Et comment la Russie répondra-t-elle à une attaque contre la Corée du Nord, qui borde la Russie à l’est ? Le principal diplomate du pays a accusé les États-Unis jeudi de pousser la Corée du Nord vers une « action irréfléchie », appelant les États-Unis et la Corée du Sud à annuler les exercices militaires qui devraient débuter cette semaine.

L’imprudence et la criminalité du gouvernement Trump – et de la classe dirigeante américaine dans son ensemble – sont stupéfiantes. La course effrénée à la guerre se poursuit sans que les médias américains ou le Congrès américain en discutent de manière significative de ses conséquences réelles. Les premiers sont consommés par une série interminable d’allégations de harcèlement sexuel, tandis que le second est préoccupé par la volonté de faire promulguer une importante réduction d’impôt aux sociétés et aux riches, ce qui a fait monter en flèche une fois de plus les marchés boursiers. Sans se laisser décourager par le danger de guerre, l’indice Dow Jones Industrial Average a clôturé jeudi pour la première fois au-dessus des 24 000 points. L’aristocratie financière se léchait les babines devant cette manne imminente.

Les menaces de guerre contre la Corée du Nord se recoupent avec une crise politique sans précédent aux États-Unis impliquant des conflits féroces au sein de la classe dirigeante alors qu’elle supervise un pays déchiré par les tensions sociales. Le gouvernement Trump réagit, d’une part, en accentuant les menaces contre la Corée du Nord et, d’autre part, en intensifiant ses efforts pour mobiliser les forces d’extrême droite, comme en témoignent les tweets relayés par Trump des vidéos anti-musulmanes du groupe fasciste britannique Britain First plus tôt cette semaine.
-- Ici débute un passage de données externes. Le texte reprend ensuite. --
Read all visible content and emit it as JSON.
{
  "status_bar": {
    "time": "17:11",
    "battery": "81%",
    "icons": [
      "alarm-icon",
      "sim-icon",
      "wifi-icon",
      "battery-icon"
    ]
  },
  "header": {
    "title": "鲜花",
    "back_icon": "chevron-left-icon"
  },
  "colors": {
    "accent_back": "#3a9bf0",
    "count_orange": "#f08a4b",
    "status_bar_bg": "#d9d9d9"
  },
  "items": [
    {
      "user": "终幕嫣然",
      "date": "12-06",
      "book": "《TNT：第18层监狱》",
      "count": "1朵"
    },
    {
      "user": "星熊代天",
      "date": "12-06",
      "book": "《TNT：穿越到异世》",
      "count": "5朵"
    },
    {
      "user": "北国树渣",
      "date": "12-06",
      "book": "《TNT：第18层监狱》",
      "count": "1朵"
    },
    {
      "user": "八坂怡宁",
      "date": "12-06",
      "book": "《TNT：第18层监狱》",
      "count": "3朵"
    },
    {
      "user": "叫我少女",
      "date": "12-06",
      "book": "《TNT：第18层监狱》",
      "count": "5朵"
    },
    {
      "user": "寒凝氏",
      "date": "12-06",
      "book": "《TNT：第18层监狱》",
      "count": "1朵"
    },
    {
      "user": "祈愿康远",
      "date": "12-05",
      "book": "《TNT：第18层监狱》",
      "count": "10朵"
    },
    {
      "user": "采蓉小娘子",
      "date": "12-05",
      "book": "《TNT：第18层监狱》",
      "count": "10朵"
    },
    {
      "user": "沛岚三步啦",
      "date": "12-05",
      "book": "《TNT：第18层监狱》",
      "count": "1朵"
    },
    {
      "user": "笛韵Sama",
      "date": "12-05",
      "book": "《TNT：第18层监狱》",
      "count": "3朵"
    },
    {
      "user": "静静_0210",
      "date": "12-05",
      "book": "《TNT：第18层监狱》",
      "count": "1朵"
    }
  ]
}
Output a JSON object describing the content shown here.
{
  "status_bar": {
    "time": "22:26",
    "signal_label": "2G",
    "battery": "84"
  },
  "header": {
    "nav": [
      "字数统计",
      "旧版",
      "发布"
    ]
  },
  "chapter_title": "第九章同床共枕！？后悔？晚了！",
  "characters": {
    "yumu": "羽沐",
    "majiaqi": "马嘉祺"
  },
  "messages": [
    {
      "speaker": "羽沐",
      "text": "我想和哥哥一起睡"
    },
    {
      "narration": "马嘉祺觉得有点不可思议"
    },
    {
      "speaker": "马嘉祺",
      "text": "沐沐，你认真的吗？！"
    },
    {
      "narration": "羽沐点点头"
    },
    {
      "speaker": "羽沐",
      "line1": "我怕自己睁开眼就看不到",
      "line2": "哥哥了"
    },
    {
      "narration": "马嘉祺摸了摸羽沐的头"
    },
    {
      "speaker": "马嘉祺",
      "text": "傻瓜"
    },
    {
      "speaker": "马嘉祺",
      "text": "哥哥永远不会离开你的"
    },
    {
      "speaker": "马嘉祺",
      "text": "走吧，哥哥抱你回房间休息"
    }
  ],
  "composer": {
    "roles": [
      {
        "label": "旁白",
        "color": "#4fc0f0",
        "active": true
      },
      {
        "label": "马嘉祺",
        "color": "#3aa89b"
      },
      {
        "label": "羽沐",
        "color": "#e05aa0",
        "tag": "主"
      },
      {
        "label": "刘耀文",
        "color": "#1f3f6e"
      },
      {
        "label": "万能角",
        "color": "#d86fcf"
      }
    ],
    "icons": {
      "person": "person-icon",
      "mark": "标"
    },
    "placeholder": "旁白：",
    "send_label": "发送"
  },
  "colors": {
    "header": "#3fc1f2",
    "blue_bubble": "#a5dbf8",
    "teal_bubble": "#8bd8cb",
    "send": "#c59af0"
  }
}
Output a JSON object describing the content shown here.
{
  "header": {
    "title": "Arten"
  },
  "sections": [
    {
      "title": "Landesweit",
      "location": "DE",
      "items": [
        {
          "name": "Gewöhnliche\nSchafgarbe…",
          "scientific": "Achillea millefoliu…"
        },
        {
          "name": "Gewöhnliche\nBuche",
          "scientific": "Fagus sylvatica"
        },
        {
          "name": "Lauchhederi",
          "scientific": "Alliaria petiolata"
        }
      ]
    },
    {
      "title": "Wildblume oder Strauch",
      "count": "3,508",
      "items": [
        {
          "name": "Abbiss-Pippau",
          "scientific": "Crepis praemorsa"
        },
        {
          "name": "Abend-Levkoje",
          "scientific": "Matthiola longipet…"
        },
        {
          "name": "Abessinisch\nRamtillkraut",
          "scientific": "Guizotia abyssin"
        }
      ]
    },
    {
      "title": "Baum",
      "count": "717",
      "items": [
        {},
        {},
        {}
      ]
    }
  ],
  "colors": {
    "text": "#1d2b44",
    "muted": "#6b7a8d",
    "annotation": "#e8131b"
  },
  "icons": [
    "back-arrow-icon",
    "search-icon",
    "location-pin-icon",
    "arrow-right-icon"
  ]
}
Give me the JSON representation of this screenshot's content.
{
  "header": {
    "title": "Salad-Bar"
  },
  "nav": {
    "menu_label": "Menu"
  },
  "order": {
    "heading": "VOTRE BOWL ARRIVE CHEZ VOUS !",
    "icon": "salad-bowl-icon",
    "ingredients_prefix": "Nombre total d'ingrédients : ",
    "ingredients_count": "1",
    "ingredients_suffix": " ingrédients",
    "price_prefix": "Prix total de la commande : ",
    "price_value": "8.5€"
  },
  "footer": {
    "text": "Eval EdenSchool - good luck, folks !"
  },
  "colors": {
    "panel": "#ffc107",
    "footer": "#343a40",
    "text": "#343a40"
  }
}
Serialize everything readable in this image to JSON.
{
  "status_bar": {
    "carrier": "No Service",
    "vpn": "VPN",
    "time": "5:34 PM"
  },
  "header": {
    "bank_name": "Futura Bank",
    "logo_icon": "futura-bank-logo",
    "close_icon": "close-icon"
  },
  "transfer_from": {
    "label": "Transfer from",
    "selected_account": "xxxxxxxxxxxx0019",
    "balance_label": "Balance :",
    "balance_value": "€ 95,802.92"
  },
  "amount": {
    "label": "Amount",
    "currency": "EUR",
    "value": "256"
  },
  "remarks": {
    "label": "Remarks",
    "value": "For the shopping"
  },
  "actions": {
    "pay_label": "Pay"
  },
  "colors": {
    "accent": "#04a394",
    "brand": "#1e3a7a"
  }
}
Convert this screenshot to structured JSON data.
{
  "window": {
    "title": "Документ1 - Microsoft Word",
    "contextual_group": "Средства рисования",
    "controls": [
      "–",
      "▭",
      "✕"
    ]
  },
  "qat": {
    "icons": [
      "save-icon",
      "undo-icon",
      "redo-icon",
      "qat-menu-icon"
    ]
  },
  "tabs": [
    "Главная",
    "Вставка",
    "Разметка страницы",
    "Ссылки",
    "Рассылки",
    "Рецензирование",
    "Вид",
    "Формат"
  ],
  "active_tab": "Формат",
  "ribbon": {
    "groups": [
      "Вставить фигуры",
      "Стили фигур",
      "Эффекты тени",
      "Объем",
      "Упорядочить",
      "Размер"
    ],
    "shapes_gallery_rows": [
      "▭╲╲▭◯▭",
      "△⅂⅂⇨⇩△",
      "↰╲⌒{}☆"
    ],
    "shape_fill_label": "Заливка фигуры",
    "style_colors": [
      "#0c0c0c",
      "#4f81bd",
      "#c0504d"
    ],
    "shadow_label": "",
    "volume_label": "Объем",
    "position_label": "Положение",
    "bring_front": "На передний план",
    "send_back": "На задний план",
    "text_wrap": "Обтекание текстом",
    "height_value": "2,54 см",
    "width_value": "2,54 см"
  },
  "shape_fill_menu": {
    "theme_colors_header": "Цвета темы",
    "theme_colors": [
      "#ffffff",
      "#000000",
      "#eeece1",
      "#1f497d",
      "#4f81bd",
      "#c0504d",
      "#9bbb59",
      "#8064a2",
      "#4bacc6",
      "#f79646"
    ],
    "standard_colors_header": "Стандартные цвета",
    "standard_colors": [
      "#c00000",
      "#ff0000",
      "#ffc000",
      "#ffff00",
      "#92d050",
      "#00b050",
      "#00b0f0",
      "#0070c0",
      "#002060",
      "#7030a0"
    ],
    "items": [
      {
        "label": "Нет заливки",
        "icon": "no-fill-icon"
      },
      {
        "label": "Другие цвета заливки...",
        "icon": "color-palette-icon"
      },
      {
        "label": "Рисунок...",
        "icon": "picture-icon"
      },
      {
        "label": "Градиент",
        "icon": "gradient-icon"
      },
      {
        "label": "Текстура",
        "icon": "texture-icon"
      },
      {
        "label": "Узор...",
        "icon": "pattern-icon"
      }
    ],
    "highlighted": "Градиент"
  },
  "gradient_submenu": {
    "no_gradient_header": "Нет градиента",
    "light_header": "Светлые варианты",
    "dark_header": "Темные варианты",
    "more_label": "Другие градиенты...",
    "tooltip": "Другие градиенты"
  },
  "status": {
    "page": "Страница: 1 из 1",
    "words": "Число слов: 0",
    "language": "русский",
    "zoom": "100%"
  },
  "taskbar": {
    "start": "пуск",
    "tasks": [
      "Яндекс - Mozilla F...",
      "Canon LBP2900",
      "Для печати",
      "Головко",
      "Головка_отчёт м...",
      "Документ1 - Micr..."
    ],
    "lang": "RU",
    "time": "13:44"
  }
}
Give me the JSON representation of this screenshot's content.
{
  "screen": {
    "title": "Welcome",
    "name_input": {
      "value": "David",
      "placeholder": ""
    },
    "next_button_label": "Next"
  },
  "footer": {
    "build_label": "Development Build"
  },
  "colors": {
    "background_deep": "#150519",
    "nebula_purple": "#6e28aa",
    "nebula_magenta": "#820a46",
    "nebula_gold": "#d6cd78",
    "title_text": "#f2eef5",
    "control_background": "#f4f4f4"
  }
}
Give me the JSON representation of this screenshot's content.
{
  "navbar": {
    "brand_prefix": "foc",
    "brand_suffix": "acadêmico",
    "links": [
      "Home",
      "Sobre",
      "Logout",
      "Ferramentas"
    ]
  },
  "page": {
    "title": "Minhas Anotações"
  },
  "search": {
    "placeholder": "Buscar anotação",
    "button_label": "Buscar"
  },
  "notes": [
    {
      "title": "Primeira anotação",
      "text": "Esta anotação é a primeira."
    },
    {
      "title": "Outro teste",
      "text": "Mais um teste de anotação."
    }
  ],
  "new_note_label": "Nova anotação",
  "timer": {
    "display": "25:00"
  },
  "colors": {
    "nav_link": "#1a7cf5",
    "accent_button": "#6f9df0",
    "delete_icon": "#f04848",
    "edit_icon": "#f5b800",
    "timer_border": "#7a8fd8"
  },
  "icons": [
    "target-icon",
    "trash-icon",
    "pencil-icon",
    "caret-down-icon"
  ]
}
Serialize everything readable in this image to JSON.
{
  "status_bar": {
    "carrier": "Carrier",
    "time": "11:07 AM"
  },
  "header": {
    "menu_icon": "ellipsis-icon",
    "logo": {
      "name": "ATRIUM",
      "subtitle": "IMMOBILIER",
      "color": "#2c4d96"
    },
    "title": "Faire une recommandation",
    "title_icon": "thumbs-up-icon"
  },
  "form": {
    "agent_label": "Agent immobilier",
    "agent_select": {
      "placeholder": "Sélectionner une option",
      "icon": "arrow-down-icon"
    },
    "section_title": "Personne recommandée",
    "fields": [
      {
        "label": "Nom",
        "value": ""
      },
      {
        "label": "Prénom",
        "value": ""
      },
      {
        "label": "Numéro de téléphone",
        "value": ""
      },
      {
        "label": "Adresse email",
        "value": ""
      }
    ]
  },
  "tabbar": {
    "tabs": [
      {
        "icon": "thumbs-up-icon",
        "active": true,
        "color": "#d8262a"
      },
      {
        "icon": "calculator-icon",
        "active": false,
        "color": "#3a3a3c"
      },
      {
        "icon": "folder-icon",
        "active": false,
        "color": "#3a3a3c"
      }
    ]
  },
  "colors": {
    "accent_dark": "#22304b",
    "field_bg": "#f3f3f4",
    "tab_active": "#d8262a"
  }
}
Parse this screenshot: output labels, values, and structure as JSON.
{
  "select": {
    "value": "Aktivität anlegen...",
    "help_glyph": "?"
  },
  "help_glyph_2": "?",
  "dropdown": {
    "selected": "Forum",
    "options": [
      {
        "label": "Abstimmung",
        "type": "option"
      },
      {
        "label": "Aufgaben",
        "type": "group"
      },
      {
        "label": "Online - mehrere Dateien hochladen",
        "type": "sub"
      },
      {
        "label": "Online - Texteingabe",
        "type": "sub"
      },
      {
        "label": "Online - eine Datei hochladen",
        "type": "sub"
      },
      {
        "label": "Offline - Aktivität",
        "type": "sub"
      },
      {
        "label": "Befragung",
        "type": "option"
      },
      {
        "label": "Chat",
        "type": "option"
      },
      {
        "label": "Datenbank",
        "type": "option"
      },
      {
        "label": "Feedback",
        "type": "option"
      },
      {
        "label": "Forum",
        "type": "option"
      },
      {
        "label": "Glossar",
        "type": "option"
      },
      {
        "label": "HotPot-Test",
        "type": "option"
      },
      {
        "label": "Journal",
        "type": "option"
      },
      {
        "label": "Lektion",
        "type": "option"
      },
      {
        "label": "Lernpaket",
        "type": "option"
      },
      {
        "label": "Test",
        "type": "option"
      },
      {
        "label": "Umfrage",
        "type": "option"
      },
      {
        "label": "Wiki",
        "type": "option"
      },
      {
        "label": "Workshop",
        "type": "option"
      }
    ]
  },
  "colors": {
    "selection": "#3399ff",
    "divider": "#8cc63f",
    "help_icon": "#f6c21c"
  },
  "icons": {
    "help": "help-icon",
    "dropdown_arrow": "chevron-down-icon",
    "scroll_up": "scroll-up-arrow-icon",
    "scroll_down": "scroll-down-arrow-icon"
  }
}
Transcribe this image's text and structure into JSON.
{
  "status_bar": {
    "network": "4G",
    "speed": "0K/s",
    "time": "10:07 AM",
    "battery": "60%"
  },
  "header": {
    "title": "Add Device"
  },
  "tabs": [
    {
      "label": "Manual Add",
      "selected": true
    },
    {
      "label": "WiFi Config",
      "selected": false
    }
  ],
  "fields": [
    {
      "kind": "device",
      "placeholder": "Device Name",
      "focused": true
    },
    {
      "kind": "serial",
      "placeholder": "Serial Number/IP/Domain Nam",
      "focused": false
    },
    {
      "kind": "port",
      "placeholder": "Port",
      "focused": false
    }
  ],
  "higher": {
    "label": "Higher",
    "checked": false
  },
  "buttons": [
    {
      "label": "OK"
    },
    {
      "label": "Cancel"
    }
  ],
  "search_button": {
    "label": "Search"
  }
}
Ceux qui critiquent Trump au sein de la classe dirigeante ont des divergences très prononcées avec le gouvernement par rapport à la politique étrangère. Dans la mesure où ils sont exprimés, cependant, les critiques au sein de l’establishment politique au sujet des dernières séries de menaces sont centrées sur leur impact sur les intérêts de l’impérialisme américain. Les démocrates sont actuellement engagés dans une campagne rappelant l’époque de McCarthy sur des allégations selon lesquelles la Russie « sème la division » aux États-Unis – utilisées pour justifier un régime de censure d’Internet et préparer le conflit militaire avec la Russie. Voilà la préoccupation principale de ces sections de l’appareil du renseignement et de l’armée qui ont soutenu Hillary Clinton lors des élections de 2016.

En dernière analyse, les divisions au sein de la classe dirigeante ont un caractère tactique. Tous sont d’accord sur la stratégie de base consistant à utiliser la puissance militaire des États-Unis pour maintenir leur position hégémonique mondiale.

Un quart de siècle de guerres interminables est arrivé à un tournant critique. Le risque d’une guerre nucléaire impliquant les grandes puissances est bien réel à présent. L’intervention indépendante de la classe ouvrière contre la guerre impérialiste et le système capitaliste qui l’engendre est la tâche politique décisive.